Iii. concepts and examples of URIs and URLs
In simple terms, the URL is the http://www.baidu.com string that is entered on the browser side.
Before you understand the URL, first understand the concept of the URI.
What is a URI?
Each available resource on the Web, such as HTML documents, images, video clips, programs, and so on, is located by a common resource identifier (Universal Resource Identifier, URI).
URIs are usually made up of three parts:
① the naming mechanism for accessing resources;
② the host name of the storage resource;
The name of the ③ resource itself, represented by the path.
such as the following URI:
http://www.why.com.cn/myhtml/html1223/
We can explain it this way:
① This is a resource that can be accessed through the HTTP protocol,
② is located on the host www.webmonkey.com.cn,
③ is accessed through the path "/HTML/HTML40".
Iv. understanding and examples of URLs
A URL is a subset of the URI. It is the abbreviation of Uniform Resource Locator, translated as "Uniform Resource Locator".
In layman's words, URLs are strings that describe information resources on the Internet and are used primarily on various WWW client programs and server programs.
URLs can be used in a unified format to describe various information resources, including files, server addresses and directories.
The general format of the URL is (optional with square brackets []):
Protocol://hostname[:p ORT]/path/[;p Arameters][?query] #fragment
The format of the URL consists of three parts:
① The first part is the protocol (or service mode).

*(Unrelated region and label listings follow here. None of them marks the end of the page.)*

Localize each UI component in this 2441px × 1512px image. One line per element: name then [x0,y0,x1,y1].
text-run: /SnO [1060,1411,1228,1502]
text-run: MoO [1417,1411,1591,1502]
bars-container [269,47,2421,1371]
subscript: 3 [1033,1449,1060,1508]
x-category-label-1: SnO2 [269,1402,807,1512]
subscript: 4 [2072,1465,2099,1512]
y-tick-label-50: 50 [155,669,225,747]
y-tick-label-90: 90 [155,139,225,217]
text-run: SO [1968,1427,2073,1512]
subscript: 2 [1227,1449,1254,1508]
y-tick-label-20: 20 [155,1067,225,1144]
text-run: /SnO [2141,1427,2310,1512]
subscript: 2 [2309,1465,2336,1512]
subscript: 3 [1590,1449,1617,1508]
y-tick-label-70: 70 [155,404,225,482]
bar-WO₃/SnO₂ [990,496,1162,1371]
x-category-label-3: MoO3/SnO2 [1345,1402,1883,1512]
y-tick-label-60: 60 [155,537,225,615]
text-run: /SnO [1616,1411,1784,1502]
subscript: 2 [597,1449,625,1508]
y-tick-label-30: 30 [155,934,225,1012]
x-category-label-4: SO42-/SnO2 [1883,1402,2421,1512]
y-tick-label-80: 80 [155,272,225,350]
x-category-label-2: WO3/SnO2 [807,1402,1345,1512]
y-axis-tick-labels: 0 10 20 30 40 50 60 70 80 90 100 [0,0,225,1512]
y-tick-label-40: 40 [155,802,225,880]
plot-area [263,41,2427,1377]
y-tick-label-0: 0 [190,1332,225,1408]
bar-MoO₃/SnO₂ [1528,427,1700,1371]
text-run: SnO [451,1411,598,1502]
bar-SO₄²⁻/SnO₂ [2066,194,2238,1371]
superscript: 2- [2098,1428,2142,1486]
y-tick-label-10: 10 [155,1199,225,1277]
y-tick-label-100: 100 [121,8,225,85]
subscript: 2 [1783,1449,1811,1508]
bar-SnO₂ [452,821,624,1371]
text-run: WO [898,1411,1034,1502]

② the second part is the host IP address (and sometimes the port number) where the resource is stored.
③ The third part is the specific address of the host resource, such as directory and file name.

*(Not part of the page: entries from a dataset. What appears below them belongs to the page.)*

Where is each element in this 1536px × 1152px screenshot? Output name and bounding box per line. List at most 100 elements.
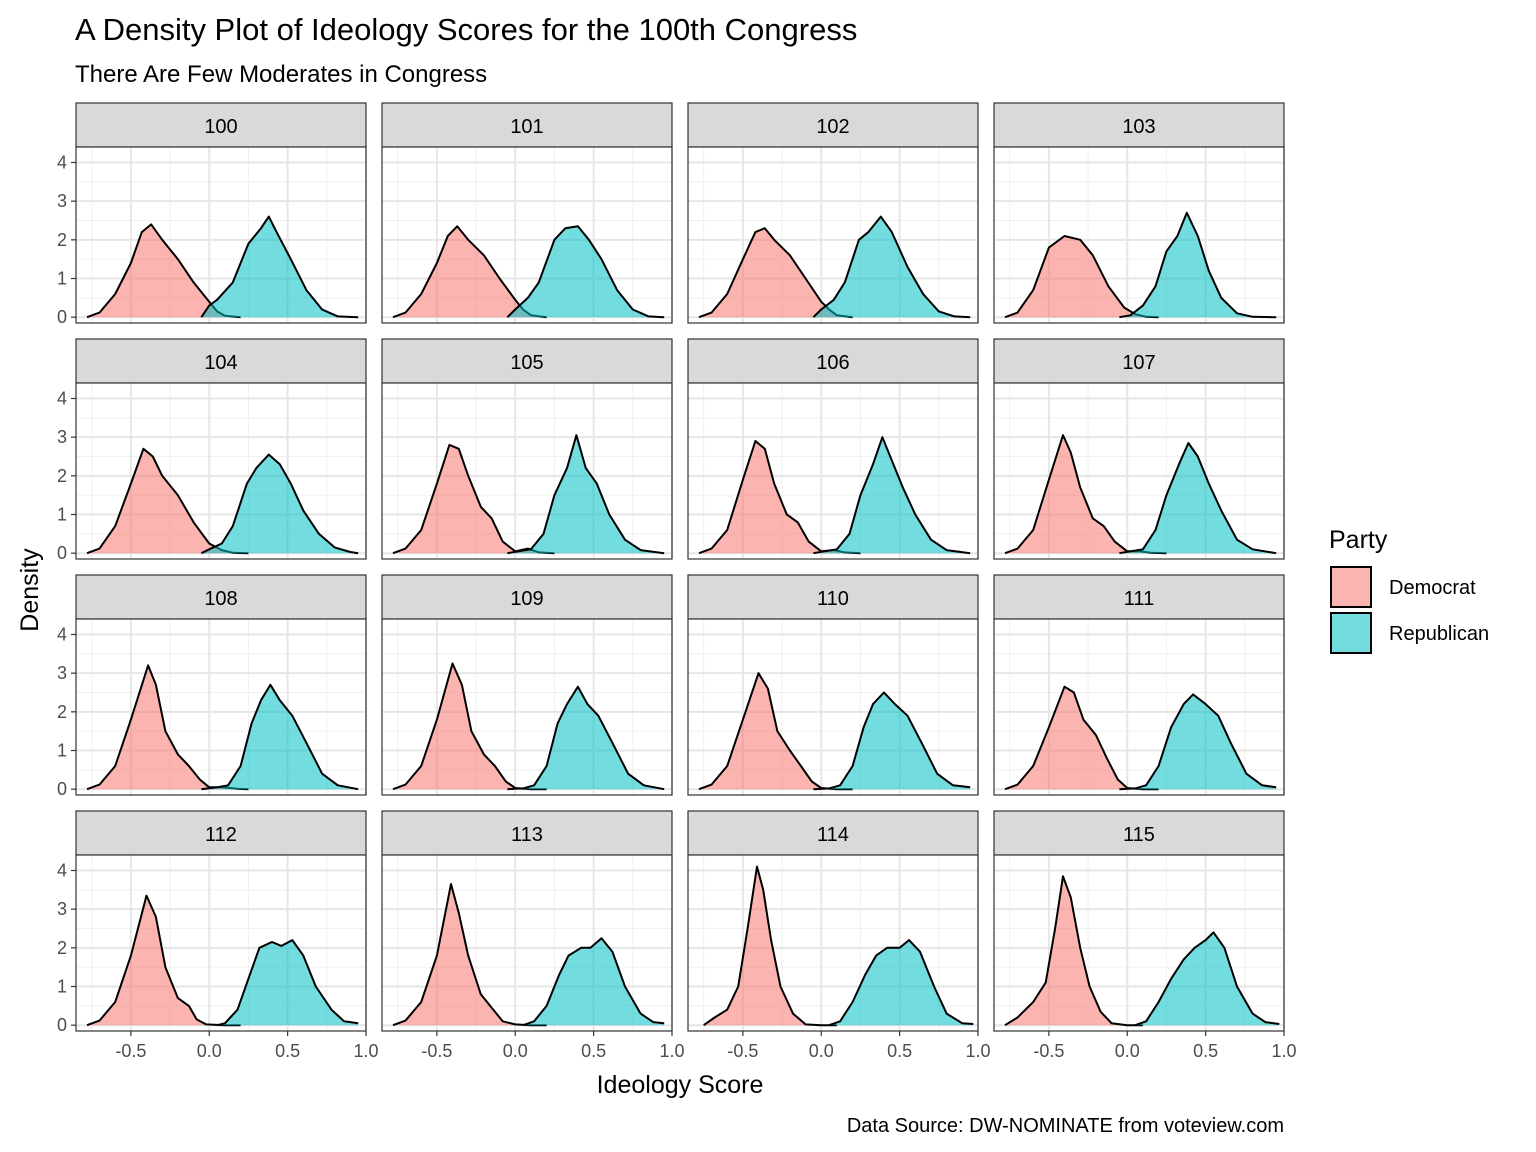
facet-strip xyxy=(381,338,673,384)
legend-title: Party xyxy=(1329,526,1388,554)
density-line-republican xyxy=(201,683,359,791)
x-tick-label: 0.0 xyxy=(503,1041,528,1061)
density-area-republican xyxy=(507,226,665,318)
density-line-republican xyxy=(1134,931,1280,1027)
y-tick-label: 2 xyxy=(57,938,67,958)
y-tick-label: 0 xyxy=(57,1015,67,1035)
density-area-republican xyxy=(201,216,359,318)
facet-strip xyxy=(687,102,979,148)
panel-border xyxy=(993,854,1285,1032)
panel-border xyxy=(993,382,1285,560)
density-area-republican xyxy=(813,692,971,790)
density-area-democrat xyxy=(393,884,547,1026)
y-tick-label: 3 xyxy=(57,427,67,447)
density-line-democrat xyxy=(1004,875,1143,1027)
facet-strip-label: 107 xyxy=(1122,352,1155,374)
y-tick-label: 1 xyxy=(57,977,67,997)
legend-swatch xyxy=(1330,566,1372,608)
y-tick-label: 3 xyxy=(57,191,67,211)
facet-panel-106: 106 xyxy=(687,338,979,560)
y-tick-label: 4 xyxy=(57,388,67,408)
x-axis-label: Ideology Score xyxy=(597,1071,764,1099)
x-tick-label: -0.5 xyxy=(421,1041,452,1061)
y-tick-label: 0 xyxy=(57,543,67,563)
chart-title: A Density Plot of Ideology Scores for th… xyxy=(75,12,857,47)
x-tick-label: 1.0 xyxy=(659,1041,684,1061)
x-tick-label: -0.5 xyxy=(115,1041,146,1061)
x-tick-label: 0.5 xyxy=(581,1041,606,1061)
density-area-democrat xyxy=(1005,435,1167,554)
facet-panel-102: 102 xyxy=(687,102,979,324)
facet-strip-label: 110 xyxy=(817,588,849,610)
chart-caption: Data Source: DW-NOMINATE from voteview.c… xyxy=(847,1115,1284,1137)
panel-border xyxy=(687,382,979,560)
y-tick-label: 2 xyxy=(57,230,67,250)
y-tick-label: 1 xyxy=(57,741,67,761)
facet-panel-111: 111 xyxy=(993,574,1285,796)
x-tick-label: -0.5 xyxy=(1033,1041,1064,1061)
facet-strip-label: 114 xyxy=(817,824,849,846)
x-tick-label: 1.0 xyxy=(1271,1041,1296,1061)
x-tick-label: 0.0 xyxy=(809,1041,834,1061)
chart-subtitle: There Are Few Moderates in Congress xyxy=(75,61,487,88)
facet-strip-label: 106 xyxy=(816,352,849,374)
legend-item-democrat: Democrat xyxy=(1330,566,1476,608)
facet-strip xyxy=(75,338,367,384)
density-line-republican xyxy=(1119,442,1277,555)
y-axis-label: Density xyxy=(16,548,44,632)
facet-panel-112: 112 0 1 2 3 4 -0.5 0.0 0.5 1.0 xyxy=(57,810,379,1061)
density-area-democrat xyxy=(1005,876,1143,1026)
panel-border xyxy=(381,382,673,560)
density-line-republican xyxy=(812,215,971,319)
legend-item-republican: Republican xyxy=(1330,612,1489,654)
facet-strip xyxy=(687,810,979,856)
density-line-republican xyxy=(828,939,974,1027)
x-tick-label: 0.5 xyxy=(887,1041,912,1061)
density-area-democrat xyxy=(699,228,853,318)
x-tick-label: 0.5 xyxy=(1193,1041,1218,1061)
facet-strip xyxy=(381,102,673,148)
x-tick-label: 0.0 xyxy=(1115,1041,1140,1061)
density-line-republican xyxy=(216,939,359,1027)
facet-strip-label: 105 xyxy=(510,352,543,374)
legend-items: Democrat Republican xyxy=(1330,566,1489,654)
density-line-republican xyxy=(1119,693,1277,791)
density-area-democrat xyxy=(393,226,547,318)
panel-border xyxy=(687,618,979,796)
x-tick-label: 1.0 xyxy=(353,1041,378,1061)
density-area-democrat xyxy=(699,673,853,790)
panel-border xyxy=(687,854,979,1032)
facet-strip xyxy=(75,102,367,148)
panel-border xyxy=(75,146,367,324)
facet-strip-label: 102 xyxy=(816,116,849,138)
facet-strip xyxy=(687,574,979,620)
facet-panel-100: 100 0 1 2 3 4 xyxy=(57,102,367,327)
facet-panel-103: 103 xyxy=(993,102,1285,324)
facet-strip-label: 112 xyxy=(205,824,237,846)
density-area-republican xyxy=(813,216,971,318)
y-tick-label: 3 xyxy=(57,663,67,683)
facet-panel-113: 113 -0.5 0.0 0.5 1.0 xyxy=(381,810,685,1061)
facet-panel-110: 110 xyxy=(687,574,979,796)
x-tick-label: 0.0 xyxy=(197,1041,222,1061)
density-area-republican xyxy=(1119,212,1277,318)
facet-panel-109: 109 xyxy=(381,574,673,796)
y-tick-label: 4 xyxy=(57,152,67,172)
facet-strip-label: 113 xyxy=(511,824,543,846)
density-line-republican xyxy=(200,453,359,555)
density-area-republican xyxy=(1135,932,1280,1026)
facet-panel-107: 107 xyxy=(993,338,1285,560)
y-tick-label: 4 xyxy=(57,860,67,880)
x-tick-label: 1.0 xyxy=(965,1041,990,1061)
facet-panel-114: 114 -0.5 0.0 0.5 1.0 xyxy=(687,810,991,1061)
density-area-democrat xyxy=(393,444,555,554)
density-line-republican xyxy=(1119,211,1277,319)
panel-border xyxy=(687,146,979,324)
facet-strip xyxy=(687,338,979,384)
legend-swatch xyxy=(1330,612,1372,654)
facet-strip-label: 100 xyxy=(204,116,237,138)
panel-border xyxy=(75,854,367,1032)
density-area-republican xyxy=(1119,443,1277,554)
density-line-republican xyxy=(506,225,665,319)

The first part and the second part are separated by the "://" Symbol,
The second and third sections are separated by a "/" symbol.
The first part and the second part are indispensable, and the third part can be omitted sometimes.
V. Simple comparison of URLs and URIs
A URI is a lower-level abstraction of a URL, a string literal standard.
In other words, the URI belongs to the parent class, and the URL belongs to the subclass of the URI. A URL is a subset of the URI.
The definition of URI is: Uniform Resource Identifier;
The URL is defined as: Uniform Resource Locator.
The difference is that the URI represents the path to the requesting server and defines such a resource.
The URL also shows how to access the resource (http://).
Let's look at a small example of two URLs below.
Example URL for 1.HTTP protocol:
Use Hypertext Transfer Protocol HTTP to provide resources for hypertext information Services.
Example: http://www.peopledaily.com.cn/channel/welcome.htm
Its computer domain name is www.peopledaily.com.cn.
The hypertext file (the file type is. html) is the welcome.htm under the directory/channel.
This is a computer of the People's Daily in China.
Example: http://www.rol.cn.NET/talk/talk1.htm
Its computer domain name is www.rol.cn.Net.
The hypertext file (the file type is. html) is the talk1.htm under the directory/talk.
This is the address of the chat room, which can enter the 1th room of the chat room.
2. The URL of the file
When a file is represented by a URL, the server is represented by a filename, followed by information such as the host IP address, the access path (that is, the directory), and the file name.
Directories and file names can sometimes be omitted, but the "/" symbol cannot be omitted.
Example: File://ftp.yoyodyne.com/pub/files/foobar.txt
The above URL represents a file stored in the pub/files/directory on the host ftp.yoyodyne.com, and the filename is foobar.txt.
Example: File://ftp.yoyodyne.com/pub
Represents the directory/pub on the host ftp.yoyodyne.com.
Example: file://ftp.yoyodyne.com/
Represents the root directory of the host ftp.yoyodyne.com.
The main object of the crawler is the URL, which obtains the required file content according to the URL address, and then carries on the further processing to it.
Therefore, an accurate understanding of URLs is critical to understanding web crawlers.
The above is [Python] web crawler (a): crawl the meaning of the page and the basic content of the URL, more relevant content please pay attention to topic.alibabacloud.com (www.php.cn)!